Mit der Krönung übernimmt Seiler das Amt von Antonia Krais. Seit 1950 gibt es in Franken eine Weinkönigin. Die Rolle hat sich in den vergangenen Jahrzehnten stark verändert: Heute ist die Weinkönigin vor allem Botschafterin des Frankenweins – mit einem vollen Terminkalender. Sie repräsentiert die fränkische Weinregion bei Veranstaltungen im In- und Ausland, besucht Weinfeste und vertritt die Interessen der Winzer.
Wein als Wirtschaftsfaktor
Der Wein ist für Franken nicht nur Tradition, sondern auch ein bedeutender Wirtschaftsfaktor. Besonders der Weintourismus spielt eine wichtige Rolle für die Region. Von ihm profitieren nicht nur die Winzerinnen und Winzer in den Weinorten. Auch Gastronomie, Dienstleistungen, Handel und sogar das Baugewerbe ziehen Nutzen aus der Wertschöpfung rund um den Wein. Insgesamt hängen rund 65.000 Arbeitsplätze in Franken direkt oder indirekt vom Weintourismus ab.
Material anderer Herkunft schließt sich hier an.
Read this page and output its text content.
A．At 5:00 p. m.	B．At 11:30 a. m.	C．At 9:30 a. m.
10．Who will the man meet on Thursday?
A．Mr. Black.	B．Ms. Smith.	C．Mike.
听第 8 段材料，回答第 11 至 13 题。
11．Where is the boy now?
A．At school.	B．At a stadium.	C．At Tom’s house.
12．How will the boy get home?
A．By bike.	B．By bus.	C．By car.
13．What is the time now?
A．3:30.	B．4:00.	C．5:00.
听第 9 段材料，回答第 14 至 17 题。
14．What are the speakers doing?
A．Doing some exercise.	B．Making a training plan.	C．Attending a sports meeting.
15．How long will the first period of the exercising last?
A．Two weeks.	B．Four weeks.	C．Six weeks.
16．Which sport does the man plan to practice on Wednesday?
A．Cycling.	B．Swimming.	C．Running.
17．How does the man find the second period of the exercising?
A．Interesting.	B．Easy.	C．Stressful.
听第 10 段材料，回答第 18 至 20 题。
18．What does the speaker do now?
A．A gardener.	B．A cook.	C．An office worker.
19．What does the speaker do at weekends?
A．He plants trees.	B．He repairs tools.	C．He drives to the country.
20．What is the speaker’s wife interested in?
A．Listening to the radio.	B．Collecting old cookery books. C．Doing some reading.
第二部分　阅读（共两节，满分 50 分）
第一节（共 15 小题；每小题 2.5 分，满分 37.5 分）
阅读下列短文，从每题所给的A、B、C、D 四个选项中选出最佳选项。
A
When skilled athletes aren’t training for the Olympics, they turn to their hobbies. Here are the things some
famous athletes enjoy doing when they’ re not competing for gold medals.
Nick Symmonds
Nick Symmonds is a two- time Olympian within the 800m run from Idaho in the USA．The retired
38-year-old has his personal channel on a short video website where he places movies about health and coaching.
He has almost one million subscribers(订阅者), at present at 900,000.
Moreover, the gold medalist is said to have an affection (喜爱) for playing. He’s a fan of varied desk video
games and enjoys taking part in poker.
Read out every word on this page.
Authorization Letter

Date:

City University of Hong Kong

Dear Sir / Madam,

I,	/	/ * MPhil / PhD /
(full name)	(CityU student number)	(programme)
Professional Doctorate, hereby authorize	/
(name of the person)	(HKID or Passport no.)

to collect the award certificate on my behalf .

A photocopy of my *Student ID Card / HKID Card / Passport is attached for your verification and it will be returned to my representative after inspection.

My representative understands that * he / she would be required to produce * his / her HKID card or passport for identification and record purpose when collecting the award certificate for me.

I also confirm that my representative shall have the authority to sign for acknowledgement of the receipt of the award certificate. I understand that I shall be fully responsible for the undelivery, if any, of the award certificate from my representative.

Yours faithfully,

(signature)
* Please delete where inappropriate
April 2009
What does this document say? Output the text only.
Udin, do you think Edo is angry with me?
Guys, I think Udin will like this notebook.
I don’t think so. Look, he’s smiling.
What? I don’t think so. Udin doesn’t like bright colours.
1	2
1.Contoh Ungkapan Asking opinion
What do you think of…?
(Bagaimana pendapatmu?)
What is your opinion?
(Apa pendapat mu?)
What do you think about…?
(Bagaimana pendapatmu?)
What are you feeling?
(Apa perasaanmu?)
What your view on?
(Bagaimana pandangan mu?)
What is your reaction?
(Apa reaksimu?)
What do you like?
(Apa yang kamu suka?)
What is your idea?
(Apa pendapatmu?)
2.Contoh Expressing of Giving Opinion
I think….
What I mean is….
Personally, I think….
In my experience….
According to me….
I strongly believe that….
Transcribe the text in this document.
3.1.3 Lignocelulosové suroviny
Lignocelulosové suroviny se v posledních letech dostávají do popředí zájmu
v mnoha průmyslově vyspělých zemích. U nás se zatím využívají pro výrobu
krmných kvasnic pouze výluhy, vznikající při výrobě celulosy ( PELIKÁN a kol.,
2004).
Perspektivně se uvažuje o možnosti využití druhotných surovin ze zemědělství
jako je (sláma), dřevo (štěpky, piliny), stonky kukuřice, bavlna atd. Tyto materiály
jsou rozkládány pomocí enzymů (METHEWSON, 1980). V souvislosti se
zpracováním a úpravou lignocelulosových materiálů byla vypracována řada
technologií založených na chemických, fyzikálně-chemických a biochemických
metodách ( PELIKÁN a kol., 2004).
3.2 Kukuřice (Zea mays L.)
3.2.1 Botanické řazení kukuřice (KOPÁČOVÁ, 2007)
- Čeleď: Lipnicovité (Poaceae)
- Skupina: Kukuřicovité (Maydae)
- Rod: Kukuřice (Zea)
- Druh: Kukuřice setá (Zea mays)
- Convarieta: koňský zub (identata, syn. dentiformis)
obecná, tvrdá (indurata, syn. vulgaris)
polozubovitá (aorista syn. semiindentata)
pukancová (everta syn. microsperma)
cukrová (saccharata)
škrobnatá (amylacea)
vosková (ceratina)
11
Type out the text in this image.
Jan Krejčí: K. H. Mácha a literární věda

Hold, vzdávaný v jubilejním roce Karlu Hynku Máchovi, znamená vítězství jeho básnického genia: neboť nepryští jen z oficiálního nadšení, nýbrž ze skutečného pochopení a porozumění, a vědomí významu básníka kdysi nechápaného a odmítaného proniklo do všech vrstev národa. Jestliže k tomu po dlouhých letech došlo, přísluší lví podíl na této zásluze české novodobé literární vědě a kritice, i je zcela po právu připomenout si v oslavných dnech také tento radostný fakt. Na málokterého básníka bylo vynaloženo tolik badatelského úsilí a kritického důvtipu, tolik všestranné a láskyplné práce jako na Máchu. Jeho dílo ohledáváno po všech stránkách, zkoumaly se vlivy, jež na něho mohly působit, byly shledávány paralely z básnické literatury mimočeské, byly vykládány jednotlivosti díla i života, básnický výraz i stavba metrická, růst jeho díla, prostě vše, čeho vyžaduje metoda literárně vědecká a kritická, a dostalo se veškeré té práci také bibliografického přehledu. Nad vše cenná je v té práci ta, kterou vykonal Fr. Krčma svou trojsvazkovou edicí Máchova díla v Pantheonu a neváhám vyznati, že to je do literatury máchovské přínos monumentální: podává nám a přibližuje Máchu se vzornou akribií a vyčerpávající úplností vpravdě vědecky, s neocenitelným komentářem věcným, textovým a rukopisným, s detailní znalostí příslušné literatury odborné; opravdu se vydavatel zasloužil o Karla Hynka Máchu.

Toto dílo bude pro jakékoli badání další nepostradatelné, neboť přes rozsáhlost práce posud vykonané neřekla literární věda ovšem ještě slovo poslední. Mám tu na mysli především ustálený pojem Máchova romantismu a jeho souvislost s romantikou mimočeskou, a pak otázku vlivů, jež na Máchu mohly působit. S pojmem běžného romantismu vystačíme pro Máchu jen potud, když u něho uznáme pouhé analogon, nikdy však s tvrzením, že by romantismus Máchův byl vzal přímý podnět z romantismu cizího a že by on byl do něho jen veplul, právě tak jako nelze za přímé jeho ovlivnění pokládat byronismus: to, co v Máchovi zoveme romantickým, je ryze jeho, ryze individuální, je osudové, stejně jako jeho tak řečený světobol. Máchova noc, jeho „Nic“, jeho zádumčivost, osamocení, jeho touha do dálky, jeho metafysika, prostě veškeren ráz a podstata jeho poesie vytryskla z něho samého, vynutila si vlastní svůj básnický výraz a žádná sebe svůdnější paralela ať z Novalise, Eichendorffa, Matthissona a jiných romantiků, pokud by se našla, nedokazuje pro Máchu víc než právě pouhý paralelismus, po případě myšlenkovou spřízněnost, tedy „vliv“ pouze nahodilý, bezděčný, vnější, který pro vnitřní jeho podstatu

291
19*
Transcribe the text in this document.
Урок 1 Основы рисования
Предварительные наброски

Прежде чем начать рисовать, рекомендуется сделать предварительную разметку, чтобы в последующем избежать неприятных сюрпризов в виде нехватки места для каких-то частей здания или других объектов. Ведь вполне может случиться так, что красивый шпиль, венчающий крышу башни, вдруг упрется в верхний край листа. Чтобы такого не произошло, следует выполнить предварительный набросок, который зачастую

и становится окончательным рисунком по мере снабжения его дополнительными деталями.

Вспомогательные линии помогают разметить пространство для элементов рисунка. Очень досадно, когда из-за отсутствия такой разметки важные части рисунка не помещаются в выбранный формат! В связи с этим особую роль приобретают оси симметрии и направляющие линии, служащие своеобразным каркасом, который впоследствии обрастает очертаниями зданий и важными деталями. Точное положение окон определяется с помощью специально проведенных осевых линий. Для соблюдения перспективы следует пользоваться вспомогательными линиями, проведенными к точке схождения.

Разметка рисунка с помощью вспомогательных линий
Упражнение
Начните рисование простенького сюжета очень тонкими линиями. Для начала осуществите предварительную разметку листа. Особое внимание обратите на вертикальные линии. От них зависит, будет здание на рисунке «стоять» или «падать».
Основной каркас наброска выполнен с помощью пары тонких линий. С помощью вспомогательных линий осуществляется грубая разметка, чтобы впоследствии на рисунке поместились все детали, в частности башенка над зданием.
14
Als neue Weinkönigin wird Angelina Seiler in den kommenden Monaten genau diese Bedeutung des Frankenweins nach außen tragen – und dabei ihre eigene Begeisterung für das Thema weitergeben. Für sie beginnt damit ein Jahr voller Termine, Begegnungen und Reisen. Und ein Traum, der für die 21-Jährige nun Wirklichkeit geworden ist.